Re: I AM RIGHT AND YOU ARE WRONG

From: Jan de Koning <jan@dekoning.ca>
Date: Sat Dec 27 2003 - 13:56:19 EST

At 09:26 AM 27/12/2003 -0500, wallyshoes wrote:

And I don't quote his posting, since it is only in one respect relevant to
the young earth discussion.

My uncle, also J.de Koning, but not Jan, was a pastor in a reformed church
and as far as we know slated to become a teacher of Old Testament at a
university before he died in a German concentration camp in1944. He wrote
and proved in his book (in Dutch) "De El-Amarna tabletten en he Oude
Testament'" (published in 1940) that the way numbers are treated in the
O.T. cannot be true. That was not only the first chapters of Genesis, but
all the early books of the O.T.. In the book his main example was the
number of Israelites that went around Jericho. Indeed, the walls that came
tumbling down are found there, but it is humanly impossible, that the
number of people that walked around Jericho is as high as our (translated)
bible says. The size of Jericho was simply too small.
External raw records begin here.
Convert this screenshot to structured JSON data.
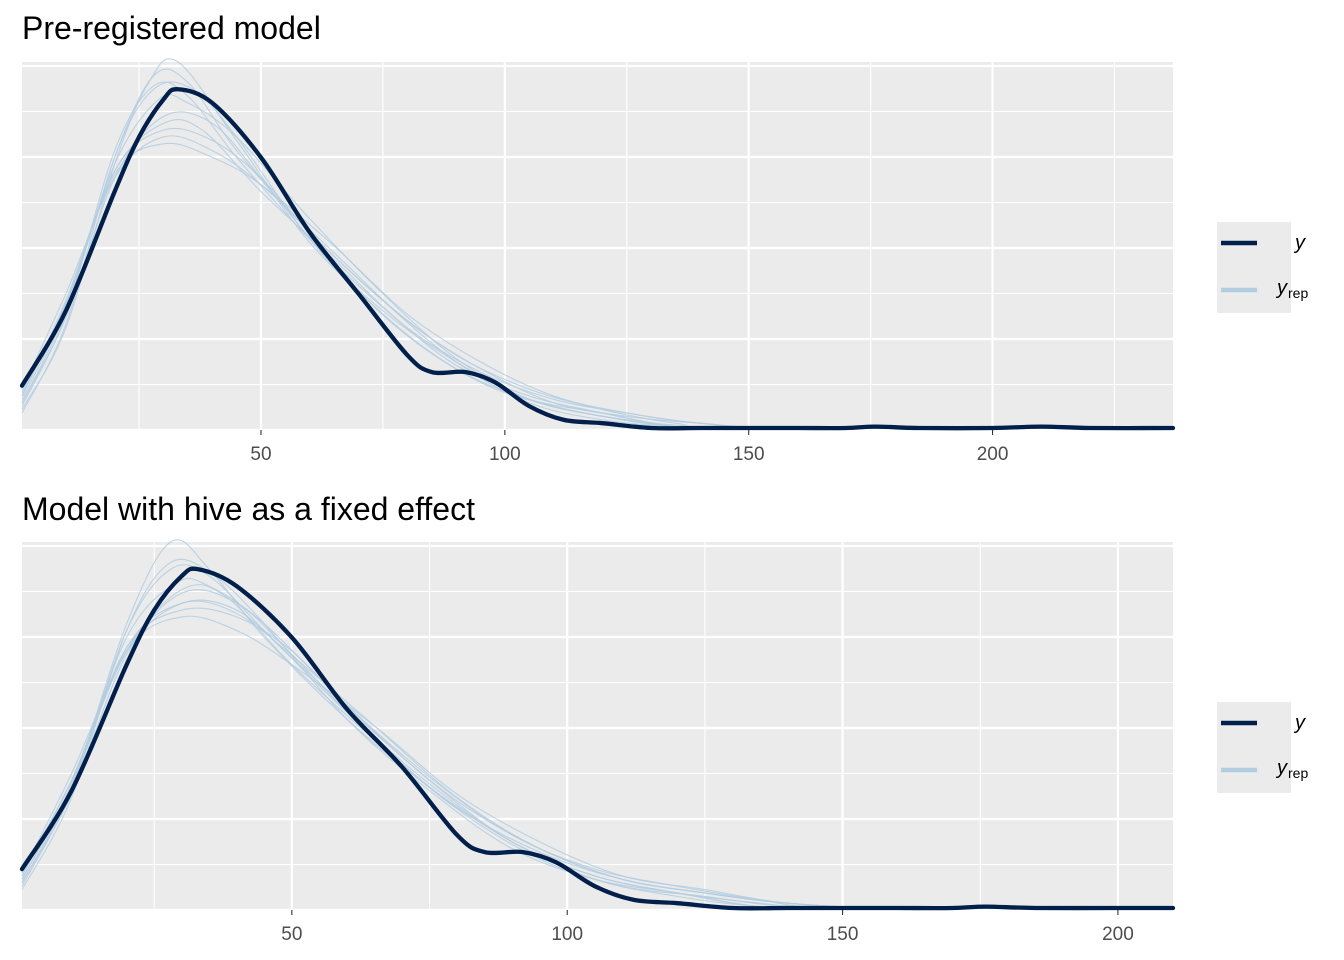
{
  "chart_data": [
    {
      "type": "line",
      "chart_kind": "density overlay (posterior predictive check)",
      "title": "Pre-registered model",
      "xlabel": "",
      "ylabel": "",
      "xlim": [
        1,
        237
      ],
      "ylim": [
        0,
        1.08
      ],
      "x_ticks": [
        50,
        100,
        150,
        200
      ],
      "y_ticks_shown": false,
      "grid": true,
      "legend": {
        "placement": "right",
        "entries": [
          {
            "label": "y",
            "subscript": ""
          },
          {
            "label": "y",
            "subscript": "rep"
          }
        ]
      },
      "colors": {
        "y": "#011f4b",
        "y_rep": "#b3cde0",
        "panel": "#ebebeb",
        "grid": "#ffffff"
      },
      "series": [
        {
          "name": "y",
          "role": "observed",
          "x": [
            1,
            10,
            20,
            25,
            30,
            33,
            40,
            50,
            60,
            70,
            80,
            85,
            92,
            98,
            105,
            112,
            120,
            130,
            140,
            150,
            160,
            170,
            176,
            185,
            200,
            210,
            220,
            237
          ],
          "values": [
            0.13,
            0.35,
            0.7,
            0.86,
            0.97,
            1.0,
            0.96,
            0.8,
            0.58,
            0.4,
            0.22,
            0.17,
            0.17,
            0.14,
            0.07,
            0.03,
            0.02,
            0.005,
            0.005,
            0.005,
            0.0,
            0.005,
            0.01,
            0.0,
            0.005,
            0.01,
            0.0,
            0.0
          ]
        },
        {
          "name": "y_rep",
          "role": "replicated",
          "draws": [
            {
              "x": [
                1,
                10,
                20,
                28,
                35,
                45,
                60,
                75,
                90,
                105,
                120,
                135,
                150,
                237
              ],
              "values": [
                0.08,
                0.35,
                0.8,
                1.04,
                1.02,
                0.82,
                0.58,
                0.38,
                0.2,
                0.08,
                0.03,
                0.01,
                0.0,
                0.0
              ]
            },
            {
              "x": [
                1,
                10,
                20,
                27,
                33,
                45,
                60,
                75,
                90,
                105,
                120,
                135,
                150,
                237
              ],
              "values": [
                0.06,
                0.3,
                0.78,
                1.02,
                1.08,
                0.85,
                0.55,
                0.35,
                0.2,
                0.09,
                0.04,
                0.01,
                0.0,
                0.0
              ]
            },
            {
              "x": [
                1,
                10,
                20,
                30,
                40,
                50,
                65,
                80,
                95,
                110,
                125,
                140,
                160,
                237
              ],
              "values": [
                0.12,
                0.4,
                0.74,
                0.86,
                0.82,
                0.72,
                0.52,
                0.32,
                0.18,
                0.08,
                0.04,
                0.02,
                0.005,
                0.0
              ]
            },
            {
              "x": [
                1,
                10,
                20,
                30,
                38,
                50,
                65,
                80,
                95,
                110,
                125,
                140,
                160,
                237
              ],
              "values": [
                0.1,
                0.38,
                0.76,
                0.9,
                0.88,
                0.7,
                0.5,
                0.3,
                0.17,
                0.09,
                0.05,
                0.02,
                0.005,
                0.0
              ]
            },
            {
              "x": [
                1,
                10,
                20,
                28,
                35,
                45,
                60,
                75,
                90,
                105,
                120,
                135,
                150,
                237
              ],
              "values": [
                0.07,
                0.34,
                0.82,
                1.01,
                0.98,
                0.8,
                0.56,
                0.36,
                0.19,
                0.1,
                0.05,
                0.01,
                0.0,
                0.0
              ]
            },
            {
              "x": [
                1,
                10,
                20,
                29,
                35,
                45,
                60,
                75,
                90,
                105,
                120,
                135,
                150,
                237
              ],
              "values": [
                0.09,
                0.36,
                0.78,
                0.97,
                0.96,
                0.86,
                0.62,
                0.4,
                0.21,
                0.09,
                0.04,
                0.01,
                0.0,
                0.0
              ]
            },
            {
              "x": [
                1,
                10,
                20,
                30,
                40,
                50,
                60,
                75,
                90,
                105,
                120,
                135,
                150,
                237
              ],
              "values": [
                0.11,
                0.37,
                0.76,
                0.88,
                0.85,
                0.74,
                0.58,
                0.38,
                0.22,
                0.12,
                0.06,
                0.02,
                0.005,
                0.0
              ]
            },
            {
              "x": [
                1,
                10,
                20,
                30,
                40,
                50,
                62,
                78,
                95,
                110,
                125,
                140,
                160,
                237
              ],
              "values": [
                0.08,
                0.33,
                0.74,
                0.92,
                0.9,
                0.74,
                0.53,
                0.3,
                0.14,
                0.07,
                0.03,
                0.01,
                0.0,
                0.0
              ]
            },
            {
              "x": [
                1,
                10,
                20,
                28,
                36,
                45,
                60,
                75,
                90,
                105,
                120,
                135,
                150,
                237
              ],
              "values": [
                0.05,
                0.31,
                0.8,
                1.0,
                1.0,
                0.86,
                0.56,
                0.34,
                0.18,
                0.09,
                0.05,
                0.01,
                0.0,
                0.0
              ]
            },
            {
              "x": [
                1,
                10,
                20,
                30,
                40,
                50,
                65,
                80,
                95,
                110,
                125,
                140,
                160,
                237
              ],
              "values": [
                0.1,
                0.37,
                0.75,
                0.84,
                0.8,
                0.72,
                0.54,
                0.34,
                0.2,
                0.1,
                0.05,
                0.02,
                0.005,
                0.0
              ]
            }
          ]
        }
      ]
    },
    {
      "type": "line",
      "chart_kind": "density overlay (posterior predictive check)",
      "title": "Model with hive as a fixed effect",
      "xlabel": "",
      "ylabel": "",
      "xlim": [
        1,
        210
      ],
      "ylim": [
        0,
        1.08
      ],
      "x_ticks": [
        50,
        100,
        150,
        200
      ],
      "y_ticks_shown": false,
      "grid": true,
      "legend": {
        "placement": "right",
        "entries": [
          {
            "label": "y",
            "subscript": ""
          },
          {
            "label": "y",
            "subscript": "rep"
          }
        ]
      },
      "colors": {
        "y": "#011f4b",
        "y_rep": "#b3cde0",
        "panel": "#ebebeb",
        "grid": "#ffffff"
      },
      "series": [
        {
          "name": "y",
          "role": "observed",
          "x": [
            1,
            10,
            20,
            25,
            30,
            33,
            40,
            50,
            60,
            70,
            80,
            85,
            92,
            98,
            105,
            112,
            120,
            130,
            140,
            150,
            160,
            170,
            176,
            185,
            200,
            210
          ],
          "values": [
            0.12,
            0.35,
            0.72,
            0.88,
            0.98,
            1.0,
            0.95,
            0.8,
            0.59,
            0.42,
            0.22,
            0.17,
            0.17,
            0.14,
            0.07,
            0.03,
            0.02,
            0.005,
            0.005,
            0.005,
            0.0,
            0.005,
            0.01,
            0.0,
            0.0,
            0.005
          ]
        },
        {
          "name": "y_rep",
          "role": "replicated",
          "draws": [
            {
              "x": [
                1,
                10,
                20,
                28,
                35,
                45,
                60,
                75,
                90,
                105,
                120,
                135,
                150,
                210
              ],
              "values": [
                0.08,
                0.36,
                0.84,
                1.08,
                1.0,
                0.8,
                0.56,
                0.36,
                0.2,
                0.09,
                0.04,
                0.01,
                0.0,
                0.0
              ]
            },
            {
              "x": [
                1,
                10,
                20,
                28,
                35,
                45,
                60,
                75,
                90,
                105,
                120,
                135,
                150,
                210
              ],
              "values": [
                0.07,
                0.35,
                0.82,
                1.0,
                0.98,
                0.82,
                0.58,
                0.37,
                0.2,
                0.1,
                0.05,
                0.02,
                0.0,
                0.0
              ]
            },
            {
              "x": [
                1,
                10,
                20,
                30,
                40,
                50,
                65,
                80,
                95,
                110,
                125,
                140,
                160,
                210
              ],
              "values": [
                0.11,
                0.4,
                0.76,
                0.9,
                0.88,
                0.74,
                0.52,
                0.32,
                0.18,
                0.09,
                0.05,
                0.02,
                0.005,
                0.0
              ]
            },
            {
              "x": [
                1,
                10,
                20,
                30,
                38,
                50,
                65,
                80,
                95,
                110,
                125,
                140,
                160,
                210
              ],
              "values": [
                0.1,
                0.38,
                0.76,
                0.94,
                0.92,
                0.72,
                0.5,
                0.3,
                0.17,
                0.09,
                0.05,
                0.02,
                0.005,
                0.0
              ]
            },
            {
              "x": [
                1,
                10,
                20,
                29,
                35,
                45,
                60,
                75,
                90,
                105,
                120,
                135,
                150,
                210
              ],
              "values": [
                0.09,
                0.37,
                0.8,
                0.96,
                0.95,
                0.84,
                0.6,
                0.38,
                0.2,
                0.1,
                0.05,
                0.01,
                0.0,
                0.0
              ]
            },
            {
              "x": [
                1,
                10,
                20,
                30,
                40,
                50,
                60,
                75,
                90,
                105,
                120,
                135,
                150,
                210
              ],
              "values": [
                0.11,
                0.38,
                0.77,
                0.88,
                0.86,
                0.76,
                0.6,
                0.39,
                0.22,
                0.12,
                0.07,
                0.03,
                0.005,
                0.0
              ]
            },
            {
              "x": [
                1,
                10,
                20,
                30,
                40,
                50,
                62,
                78,
                95,
                110,
                125,
                140,
                160,
                210
              ],
              "values": [
                0.08,
                0.34,
                0.75,
                0.93,
                0.9,
                0.75,
                0.55,
                0.32,
                0.15,
                0.07,
                0.04,
                0.01,
                0.0,
                0.0
              ]
            },
            {
              "x": [
                1,
                10,
                20,
                28,
                36,
                45,
                60,
                75,
                90,
                105,
                120,
                135,
                150,
                210
              ],
              "values": [
                0.06,
                0.33,
                0.82,
                1.02,
                0.98,
                0.84,
                0.56,
                0.35,
                0.18,
                0.09,
                0.05,
                0.01,
                0.0,
                0.0
              ]
            },
            {
              "x": [
                1,
                10,
                20,
                30,
                40,
                50,
                65,
                80,
                95,
                110,
                125,
                140,
                160,
                210
              ],
              "values": [
                0.1,
                0.38,
                0.76,
                0.86,
                0.82,
                0.72,
                0.54,
                0.34,
                0.2,
                0.1,
                0.06,
                0.02,
                0.005,
                0.0
              ]
            },
            {
              "x": [
                1,
                10,
                20,
                30,
                40,
                52,
                65,
                80,
                95,
                110,
                125,
                140,
                160,
                210
              ],
              "values": [
                0.09,
                0.36,
                0.77,
                0.9,
                0.87,
                0.72,
                0.54,
                0.33,
                0.18,
                0.09,
                0.05,
                0.02,
                0.005,
                0.0
              ]
            }
          ]
        }
      ]
    }
  ]
}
Generally speaking, though, as with any translation, we have to be
carefully to draw conclusions from the (translated) Bible which have little
or nothing to do with our salvation through the death on the cross of our
Saviour. From the lectures I heard at the Christian University I went to:
there are words that clearly translated according to the world view of
translators. "Nephesh" in Gen.1 was "living being" for animals, but in
Gen.2 "soul" for man. That was also clear in Gen.1:1 where "ruach" appears
to be (translated) according to translators sometimes "wind" sometimes
"spirit", sometimes "breath". In general translating is much more that
replacing Hebrew words by English (or other modern) ones. The first
listeners of the original thought of the world as being flat.

Acting as if the modern translation in English, specifically from the parts
written 3,000 years ago, is factually true in any other sense than that we
know from it that God created, that men sinned and thought higher of
himself than was justified, and that then he thought to be able to live
without God. Translating is much more difficult than that. It was already
for me in the army, when as a Dutchman I was reprimanded by a Scittish
sergeant in the British army. To this day I have no idea what I did
wrong. Now in my multilingual family it is even visible every now and again.